Man muss sich vom alten Denken befreien und neue Gedanken zulassen

    Als ich früh Villers-sur-Saulnot verlasse, ist die Hitze des Tages schon zu erahnen. Beruhigend, es wird heute eine nicht allzu lange Strecke für den Wanderer oder Pilger werden. Wieso wird hier mal vom „Wanderer“ und mal vom „Pilger“ geschrieben? Ich wollte nicht immer das gleiche Wort verwenden. Pilger gehen, laufen und -wandern. Auch Pilger sind Wanderer. Gleichmäßiges, meditatives Gehen durch freie Natur macht allein aus dem Wanderer keinen Pilger. Sicher, während seiner Gedankengänge geschieht etwas in Kopf und Herz. Doch ein Pilger geht aus religiösen Gründen zu einem ihm heiligen Ort. Wanderer gibt es viele, Pilger wenige. Es heißt, mancher sei als Wanderer aufgebrochen und als Pilger angekommen. Raimund Joos meint in seinem Buch „Pilgern auf den Jakobswegen“: „Pilgern ist letztendlich etwas unerklärlich Wunderbares.“
    Ob Pilger oder Wanderer, beide haben Durst. Auf Secenans folgt Saint-Ferjeux. Hier gibt es weit und breit kein Café oder einen Laden, nicht mal eine Tankstelle mit Getränkedosen. Der Wanderer erträgt es. Er klingelt und bittet um Wasser. Das Erleben der Nächstenliebe unterwegs wird manchem das bisherige eigene falsche Leben aufzeigen. Er erkennt, dass seine Gier, seine Habsucht und sein Egoismus nicht nur den Mitmenschen geschadet haben, sondern auch sich selbst. Zieht er die richtigen Schlüsse und beendet sein bisheriges Verhalten, hat dieser Wanderer eine gewaltige Reise, ja eine wahre Pilgerfahrt vollbracht. Man muss sich vom alten Denken befreien und neue Gedanken zulassen. Vielleicht hat Karl Valentin das damit gemeint, als er sagte: „Wenn ich zu mir komme, dann hoffe ich, dass ich auch zu Hause bin.“ In ihrem Buch „Auf den Spuren des Jakobus“ schreibt Elisabeth Alferink: „Wer in die eigne Seele blickt, dem kommt Gott selbst entgegen.“
    Hier in der Gegend finden gewaltige Erdarbeiten statt. Tunnel werden gegraben, Straßen umgeleitet, alles für eine neue Eisenbahntrasse. Auf dem Weg nach Villersexel ist daher die Luft staubig, die Kehle trocken.

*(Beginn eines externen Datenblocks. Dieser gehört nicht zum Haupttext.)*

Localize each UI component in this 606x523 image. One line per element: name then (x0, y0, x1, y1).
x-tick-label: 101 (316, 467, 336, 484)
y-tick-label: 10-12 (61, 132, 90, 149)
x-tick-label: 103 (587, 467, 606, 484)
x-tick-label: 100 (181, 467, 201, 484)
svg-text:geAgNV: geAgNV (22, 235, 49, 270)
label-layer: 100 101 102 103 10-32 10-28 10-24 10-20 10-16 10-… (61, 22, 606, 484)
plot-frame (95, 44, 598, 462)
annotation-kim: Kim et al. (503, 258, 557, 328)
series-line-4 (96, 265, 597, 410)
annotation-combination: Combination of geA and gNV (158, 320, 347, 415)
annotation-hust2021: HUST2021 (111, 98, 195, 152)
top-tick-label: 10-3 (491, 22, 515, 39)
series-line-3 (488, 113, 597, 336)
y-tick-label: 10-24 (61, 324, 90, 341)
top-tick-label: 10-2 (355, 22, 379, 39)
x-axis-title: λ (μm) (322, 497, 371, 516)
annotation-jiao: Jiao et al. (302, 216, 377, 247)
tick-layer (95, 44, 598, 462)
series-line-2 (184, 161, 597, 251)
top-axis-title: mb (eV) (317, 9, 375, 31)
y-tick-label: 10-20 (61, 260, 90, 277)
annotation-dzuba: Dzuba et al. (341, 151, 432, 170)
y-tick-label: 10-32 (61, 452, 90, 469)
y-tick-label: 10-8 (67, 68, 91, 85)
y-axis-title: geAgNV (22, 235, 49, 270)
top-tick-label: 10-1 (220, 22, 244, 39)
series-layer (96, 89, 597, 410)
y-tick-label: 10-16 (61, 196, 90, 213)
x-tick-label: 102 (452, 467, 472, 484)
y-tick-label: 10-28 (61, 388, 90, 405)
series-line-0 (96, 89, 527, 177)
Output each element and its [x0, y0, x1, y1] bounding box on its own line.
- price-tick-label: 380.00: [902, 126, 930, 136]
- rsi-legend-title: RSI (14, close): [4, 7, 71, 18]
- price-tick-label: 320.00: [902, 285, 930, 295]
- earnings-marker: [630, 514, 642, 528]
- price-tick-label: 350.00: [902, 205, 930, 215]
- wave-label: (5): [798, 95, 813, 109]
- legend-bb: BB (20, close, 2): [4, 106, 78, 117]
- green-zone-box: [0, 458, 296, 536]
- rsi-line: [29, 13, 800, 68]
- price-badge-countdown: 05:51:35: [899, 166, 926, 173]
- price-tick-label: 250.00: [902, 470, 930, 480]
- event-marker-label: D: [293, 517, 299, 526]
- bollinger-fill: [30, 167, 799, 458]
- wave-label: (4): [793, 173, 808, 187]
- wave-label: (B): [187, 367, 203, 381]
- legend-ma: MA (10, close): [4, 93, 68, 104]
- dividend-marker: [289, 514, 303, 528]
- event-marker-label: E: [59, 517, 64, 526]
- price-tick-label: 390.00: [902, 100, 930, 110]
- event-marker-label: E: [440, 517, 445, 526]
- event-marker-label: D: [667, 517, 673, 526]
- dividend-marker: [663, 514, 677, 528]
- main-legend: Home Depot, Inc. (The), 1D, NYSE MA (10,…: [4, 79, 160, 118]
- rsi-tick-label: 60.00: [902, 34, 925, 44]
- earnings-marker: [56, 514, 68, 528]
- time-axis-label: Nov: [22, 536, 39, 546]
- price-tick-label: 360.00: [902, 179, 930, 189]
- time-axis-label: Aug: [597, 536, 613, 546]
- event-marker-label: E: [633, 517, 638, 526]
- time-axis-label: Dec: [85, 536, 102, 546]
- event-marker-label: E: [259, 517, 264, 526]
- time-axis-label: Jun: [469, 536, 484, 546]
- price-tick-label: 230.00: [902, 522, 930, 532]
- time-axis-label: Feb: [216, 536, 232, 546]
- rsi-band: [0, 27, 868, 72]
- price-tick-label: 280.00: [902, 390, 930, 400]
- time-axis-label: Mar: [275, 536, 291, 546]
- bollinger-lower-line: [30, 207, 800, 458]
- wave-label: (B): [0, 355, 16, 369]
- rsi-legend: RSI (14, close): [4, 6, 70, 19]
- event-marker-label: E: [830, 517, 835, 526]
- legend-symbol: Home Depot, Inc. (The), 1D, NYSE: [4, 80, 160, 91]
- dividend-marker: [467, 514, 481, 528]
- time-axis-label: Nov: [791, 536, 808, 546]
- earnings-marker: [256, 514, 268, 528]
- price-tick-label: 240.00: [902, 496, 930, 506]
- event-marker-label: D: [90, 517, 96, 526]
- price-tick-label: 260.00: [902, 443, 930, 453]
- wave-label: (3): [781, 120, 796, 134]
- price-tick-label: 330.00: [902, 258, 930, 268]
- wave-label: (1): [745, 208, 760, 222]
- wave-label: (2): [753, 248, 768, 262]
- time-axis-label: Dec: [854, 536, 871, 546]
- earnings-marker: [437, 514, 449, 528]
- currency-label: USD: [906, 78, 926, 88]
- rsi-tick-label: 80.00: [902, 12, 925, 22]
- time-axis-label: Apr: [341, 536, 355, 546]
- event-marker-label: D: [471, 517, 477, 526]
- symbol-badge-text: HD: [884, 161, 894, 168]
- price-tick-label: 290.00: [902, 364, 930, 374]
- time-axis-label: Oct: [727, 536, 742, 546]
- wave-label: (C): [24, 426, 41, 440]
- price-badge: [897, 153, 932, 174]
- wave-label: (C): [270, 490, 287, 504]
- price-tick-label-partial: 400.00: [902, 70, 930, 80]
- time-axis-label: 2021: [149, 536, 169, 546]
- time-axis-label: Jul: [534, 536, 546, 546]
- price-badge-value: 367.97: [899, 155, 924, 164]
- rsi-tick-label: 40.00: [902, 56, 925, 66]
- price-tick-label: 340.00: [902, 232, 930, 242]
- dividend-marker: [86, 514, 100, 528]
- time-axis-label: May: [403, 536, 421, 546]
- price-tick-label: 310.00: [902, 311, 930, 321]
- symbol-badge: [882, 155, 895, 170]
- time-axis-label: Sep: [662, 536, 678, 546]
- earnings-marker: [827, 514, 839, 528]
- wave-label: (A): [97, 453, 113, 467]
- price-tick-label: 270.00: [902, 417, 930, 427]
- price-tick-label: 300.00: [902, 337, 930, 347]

    Im Ort wird alles gut: Netter Campingplatz, tolles Wetter und diverse Geschäfte. Es ist der bisher schönste Tag auf meiner Wanderung. Meine Stimmung tendiert in Richtung Weltumarmung. Von der zuvorkommenden Dame im Fremdenverkehrsbüro erhalte ich eine Liste von den Campingplätzen der Umgebung - so wird meine morgige Kilometerleistung in der zu erwartenden Hitze nicht allzu rekordverdächtig werden.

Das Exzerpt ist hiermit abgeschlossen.